On the cluster OS level, Talos Linux further reduces the attack surface by:

  • Disabling unnecessary services and network daemons.
  • Enforcing secure-by-default configurations with immutable networking settings.
  • Providing an API-driven firewall configuration mechanism.

4.2 Network Services Security

Protocol Security:

  • All internal Kubernetes communication is encrypted with TLS.
  • Mutual TLS (mTLS) can be enabled for pod-to-pod and service-to-service traffic using service mesh integrations.

Service Hardening:

  • Kubernetes API server access is restricted via Zitadel RBAC + MFA authentication.
  • Node-to-node and pod-to-pod traffic flows are minimized using default-deny NetworkPolicies.
  • Talos Linux ensures minimal exposure by running no general-purpose services on cluster nodes.

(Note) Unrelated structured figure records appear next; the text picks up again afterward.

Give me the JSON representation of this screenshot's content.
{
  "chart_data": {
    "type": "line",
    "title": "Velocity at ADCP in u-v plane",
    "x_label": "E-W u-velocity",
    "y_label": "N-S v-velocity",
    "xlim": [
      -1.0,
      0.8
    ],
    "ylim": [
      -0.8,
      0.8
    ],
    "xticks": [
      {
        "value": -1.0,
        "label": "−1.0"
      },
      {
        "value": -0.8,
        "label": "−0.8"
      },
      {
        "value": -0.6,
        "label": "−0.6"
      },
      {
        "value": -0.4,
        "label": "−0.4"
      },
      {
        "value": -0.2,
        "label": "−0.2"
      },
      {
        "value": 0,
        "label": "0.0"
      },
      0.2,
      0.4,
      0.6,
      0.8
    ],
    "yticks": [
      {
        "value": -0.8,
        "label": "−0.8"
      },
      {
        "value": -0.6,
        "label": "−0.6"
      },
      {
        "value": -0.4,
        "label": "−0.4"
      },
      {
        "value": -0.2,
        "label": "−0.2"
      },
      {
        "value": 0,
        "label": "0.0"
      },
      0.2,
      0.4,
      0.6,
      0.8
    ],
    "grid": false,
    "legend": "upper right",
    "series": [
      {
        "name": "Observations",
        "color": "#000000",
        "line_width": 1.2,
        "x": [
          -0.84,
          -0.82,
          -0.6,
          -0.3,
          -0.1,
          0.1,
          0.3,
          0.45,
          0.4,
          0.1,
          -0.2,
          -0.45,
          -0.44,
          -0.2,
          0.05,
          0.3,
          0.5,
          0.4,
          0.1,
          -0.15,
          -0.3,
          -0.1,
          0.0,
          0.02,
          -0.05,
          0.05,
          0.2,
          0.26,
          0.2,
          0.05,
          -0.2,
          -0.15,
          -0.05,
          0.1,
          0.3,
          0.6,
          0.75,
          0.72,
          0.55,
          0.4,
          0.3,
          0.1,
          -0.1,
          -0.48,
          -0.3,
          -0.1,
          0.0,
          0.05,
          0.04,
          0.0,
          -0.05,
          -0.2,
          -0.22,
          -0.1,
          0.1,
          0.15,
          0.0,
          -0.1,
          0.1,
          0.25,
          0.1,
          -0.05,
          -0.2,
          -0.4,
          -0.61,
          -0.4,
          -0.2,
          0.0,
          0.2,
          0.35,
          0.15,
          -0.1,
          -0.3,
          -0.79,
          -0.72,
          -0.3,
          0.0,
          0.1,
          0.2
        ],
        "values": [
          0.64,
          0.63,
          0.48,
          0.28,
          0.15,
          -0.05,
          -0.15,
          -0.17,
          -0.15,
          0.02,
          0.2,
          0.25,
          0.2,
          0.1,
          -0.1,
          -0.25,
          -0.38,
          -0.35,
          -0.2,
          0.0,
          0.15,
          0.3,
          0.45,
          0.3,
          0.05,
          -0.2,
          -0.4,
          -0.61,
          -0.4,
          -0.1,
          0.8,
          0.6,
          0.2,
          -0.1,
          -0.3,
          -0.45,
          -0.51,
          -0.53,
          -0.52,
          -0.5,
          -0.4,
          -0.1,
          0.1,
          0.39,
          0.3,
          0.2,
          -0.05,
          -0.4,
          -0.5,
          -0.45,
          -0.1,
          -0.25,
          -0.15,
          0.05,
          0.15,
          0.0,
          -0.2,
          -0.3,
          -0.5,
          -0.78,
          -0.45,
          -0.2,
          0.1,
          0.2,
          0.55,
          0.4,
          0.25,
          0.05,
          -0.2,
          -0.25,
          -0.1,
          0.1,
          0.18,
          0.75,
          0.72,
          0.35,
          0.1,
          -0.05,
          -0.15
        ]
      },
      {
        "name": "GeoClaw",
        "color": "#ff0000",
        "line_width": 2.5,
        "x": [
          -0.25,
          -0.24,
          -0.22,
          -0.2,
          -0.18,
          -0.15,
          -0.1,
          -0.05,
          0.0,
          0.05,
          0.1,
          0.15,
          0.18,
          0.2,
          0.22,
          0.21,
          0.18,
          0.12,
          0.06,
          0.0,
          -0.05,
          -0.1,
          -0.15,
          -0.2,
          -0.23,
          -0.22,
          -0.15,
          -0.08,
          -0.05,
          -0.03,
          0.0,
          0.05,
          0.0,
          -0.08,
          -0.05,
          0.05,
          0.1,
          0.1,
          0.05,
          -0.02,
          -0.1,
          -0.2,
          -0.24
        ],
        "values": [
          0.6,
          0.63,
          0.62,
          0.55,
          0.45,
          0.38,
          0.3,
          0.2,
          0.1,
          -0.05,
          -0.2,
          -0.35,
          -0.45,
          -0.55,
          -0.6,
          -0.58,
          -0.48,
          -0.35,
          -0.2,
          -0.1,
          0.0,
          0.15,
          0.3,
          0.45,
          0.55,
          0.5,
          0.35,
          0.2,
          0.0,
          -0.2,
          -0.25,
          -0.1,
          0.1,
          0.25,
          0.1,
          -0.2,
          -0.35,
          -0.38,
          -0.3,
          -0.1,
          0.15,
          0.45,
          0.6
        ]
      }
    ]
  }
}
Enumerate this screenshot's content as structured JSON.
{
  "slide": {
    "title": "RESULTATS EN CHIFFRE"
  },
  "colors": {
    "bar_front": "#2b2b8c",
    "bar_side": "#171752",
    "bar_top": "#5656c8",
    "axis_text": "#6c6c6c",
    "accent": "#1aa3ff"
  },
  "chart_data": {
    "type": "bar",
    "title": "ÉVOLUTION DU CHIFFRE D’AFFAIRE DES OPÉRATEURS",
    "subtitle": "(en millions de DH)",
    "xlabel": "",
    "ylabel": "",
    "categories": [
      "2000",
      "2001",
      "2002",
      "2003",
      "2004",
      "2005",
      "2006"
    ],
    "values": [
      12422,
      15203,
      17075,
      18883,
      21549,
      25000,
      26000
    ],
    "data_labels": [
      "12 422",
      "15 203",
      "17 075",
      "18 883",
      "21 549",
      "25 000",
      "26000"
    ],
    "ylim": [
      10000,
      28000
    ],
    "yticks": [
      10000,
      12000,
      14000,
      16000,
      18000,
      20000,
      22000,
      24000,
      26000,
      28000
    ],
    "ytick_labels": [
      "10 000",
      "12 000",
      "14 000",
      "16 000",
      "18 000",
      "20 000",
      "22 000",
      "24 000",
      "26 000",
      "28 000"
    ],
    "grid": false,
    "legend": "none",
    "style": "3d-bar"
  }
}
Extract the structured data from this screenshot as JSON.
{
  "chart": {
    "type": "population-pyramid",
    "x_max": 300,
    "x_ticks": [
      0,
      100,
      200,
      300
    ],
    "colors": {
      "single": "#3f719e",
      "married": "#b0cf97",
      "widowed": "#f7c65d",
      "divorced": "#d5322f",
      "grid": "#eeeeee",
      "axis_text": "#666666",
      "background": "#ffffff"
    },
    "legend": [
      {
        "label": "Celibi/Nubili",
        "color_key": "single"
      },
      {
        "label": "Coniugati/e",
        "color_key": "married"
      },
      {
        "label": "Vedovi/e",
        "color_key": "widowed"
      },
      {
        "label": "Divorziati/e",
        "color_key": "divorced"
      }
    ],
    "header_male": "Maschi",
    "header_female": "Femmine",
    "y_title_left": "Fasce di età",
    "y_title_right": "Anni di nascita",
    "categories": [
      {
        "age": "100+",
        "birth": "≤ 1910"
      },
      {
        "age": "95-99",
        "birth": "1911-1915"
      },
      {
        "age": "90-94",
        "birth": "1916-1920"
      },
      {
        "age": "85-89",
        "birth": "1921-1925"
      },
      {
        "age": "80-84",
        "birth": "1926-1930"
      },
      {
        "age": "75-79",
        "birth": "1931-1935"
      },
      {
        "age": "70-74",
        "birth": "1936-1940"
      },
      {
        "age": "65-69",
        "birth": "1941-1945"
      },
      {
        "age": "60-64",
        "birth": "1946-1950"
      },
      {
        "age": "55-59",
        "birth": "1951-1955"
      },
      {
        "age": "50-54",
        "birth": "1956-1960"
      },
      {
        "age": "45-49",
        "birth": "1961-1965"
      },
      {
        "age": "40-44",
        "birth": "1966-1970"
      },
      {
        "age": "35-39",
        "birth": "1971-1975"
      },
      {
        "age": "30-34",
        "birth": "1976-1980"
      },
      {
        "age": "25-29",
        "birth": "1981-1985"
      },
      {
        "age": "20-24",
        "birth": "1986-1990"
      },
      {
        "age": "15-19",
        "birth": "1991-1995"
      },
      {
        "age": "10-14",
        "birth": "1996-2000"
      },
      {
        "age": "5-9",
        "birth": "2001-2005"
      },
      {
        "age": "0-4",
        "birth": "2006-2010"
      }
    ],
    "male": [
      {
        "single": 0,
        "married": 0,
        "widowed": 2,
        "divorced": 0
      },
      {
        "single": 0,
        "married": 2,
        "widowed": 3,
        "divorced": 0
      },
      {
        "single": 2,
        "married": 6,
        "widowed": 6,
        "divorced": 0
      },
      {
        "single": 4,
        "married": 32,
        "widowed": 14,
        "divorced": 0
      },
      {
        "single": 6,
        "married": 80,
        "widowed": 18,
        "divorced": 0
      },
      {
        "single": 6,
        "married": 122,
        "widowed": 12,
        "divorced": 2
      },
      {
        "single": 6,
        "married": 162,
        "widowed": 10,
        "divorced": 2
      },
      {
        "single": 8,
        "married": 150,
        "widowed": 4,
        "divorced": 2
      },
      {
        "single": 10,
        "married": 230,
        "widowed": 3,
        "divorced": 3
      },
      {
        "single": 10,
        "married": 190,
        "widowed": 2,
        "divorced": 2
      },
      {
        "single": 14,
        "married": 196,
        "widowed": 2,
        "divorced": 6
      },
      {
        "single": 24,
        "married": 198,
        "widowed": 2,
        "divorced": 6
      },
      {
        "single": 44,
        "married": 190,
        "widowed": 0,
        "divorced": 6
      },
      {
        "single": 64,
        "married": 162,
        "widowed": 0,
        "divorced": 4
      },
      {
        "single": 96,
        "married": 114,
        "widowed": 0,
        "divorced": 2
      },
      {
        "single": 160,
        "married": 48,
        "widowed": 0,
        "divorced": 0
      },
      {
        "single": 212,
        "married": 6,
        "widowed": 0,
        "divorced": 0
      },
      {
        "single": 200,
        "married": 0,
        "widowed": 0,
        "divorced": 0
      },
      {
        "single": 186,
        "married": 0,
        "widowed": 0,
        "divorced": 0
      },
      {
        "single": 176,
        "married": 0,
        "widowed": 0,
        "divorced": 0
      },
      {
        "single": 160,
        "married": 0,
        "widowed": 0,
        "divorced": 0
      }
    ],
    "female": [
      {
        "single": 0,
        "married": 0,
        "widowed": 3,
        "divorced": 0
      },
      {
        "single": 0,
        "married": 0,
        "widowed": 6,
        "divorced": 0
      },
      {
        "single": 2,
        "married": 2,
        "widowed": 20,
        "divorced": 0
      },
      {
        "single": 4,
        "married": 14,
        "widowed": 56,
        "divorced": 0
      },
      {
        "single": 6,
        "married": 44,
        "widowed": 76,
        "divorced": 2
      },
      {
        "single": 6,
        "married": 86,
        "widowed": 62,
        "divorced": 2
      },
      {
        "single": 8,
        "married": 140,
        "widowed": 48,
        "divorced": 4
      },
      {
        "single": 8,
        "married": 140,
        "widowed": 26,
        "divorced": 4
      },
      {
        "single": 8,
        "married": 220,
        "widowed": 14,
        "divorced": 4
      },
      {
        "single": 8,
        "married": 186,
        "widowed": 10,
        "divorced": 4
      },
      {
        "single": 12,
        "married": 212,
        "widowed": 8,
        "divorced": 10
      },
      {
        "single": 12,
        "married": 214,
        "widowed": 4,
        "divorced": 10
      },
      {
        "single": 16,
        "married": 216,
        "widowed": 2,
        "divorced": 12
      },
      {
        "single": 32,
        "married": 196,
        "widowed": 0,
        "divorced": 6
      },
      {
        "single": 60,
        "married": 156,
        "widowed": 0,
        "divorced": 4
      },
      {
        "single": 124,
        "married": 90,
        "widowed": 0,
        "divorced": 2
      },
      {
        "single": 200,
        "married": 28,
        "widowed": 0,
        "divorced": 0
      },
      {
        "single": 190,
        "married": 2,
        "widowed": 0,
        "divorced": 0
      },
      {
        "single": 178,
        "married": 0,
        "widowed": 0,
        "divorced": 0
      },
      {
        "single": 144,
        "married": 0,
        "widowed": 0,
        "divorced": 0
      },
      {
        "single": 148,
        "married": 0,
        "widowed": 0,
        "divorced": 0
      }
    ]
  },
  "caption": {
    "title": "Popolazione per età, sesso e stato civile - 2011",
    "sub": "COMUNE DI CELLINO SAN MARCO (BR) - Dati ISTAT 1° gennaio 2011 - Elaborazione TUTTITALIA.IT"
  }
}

Ingress and Egress Control:

  • External ingress traffic flows through the HAProxy load balancer, which provides TLS termination and routing to the correct Kubernetes services.

4.3 Network Segmentation

Kubernetes Network Policies:

  • Workloads are isolated by default with explicit policies defining allowed communication paths.
  • Policies enforce micro-segmentation between namespaces, reducing lateral movement risks.

Cilium with eBPF for Network Hardening: Safespring leverages Cilium, a CNI (Container Network Interface) powered by eBPF, for advanced Kubernetes networking and security.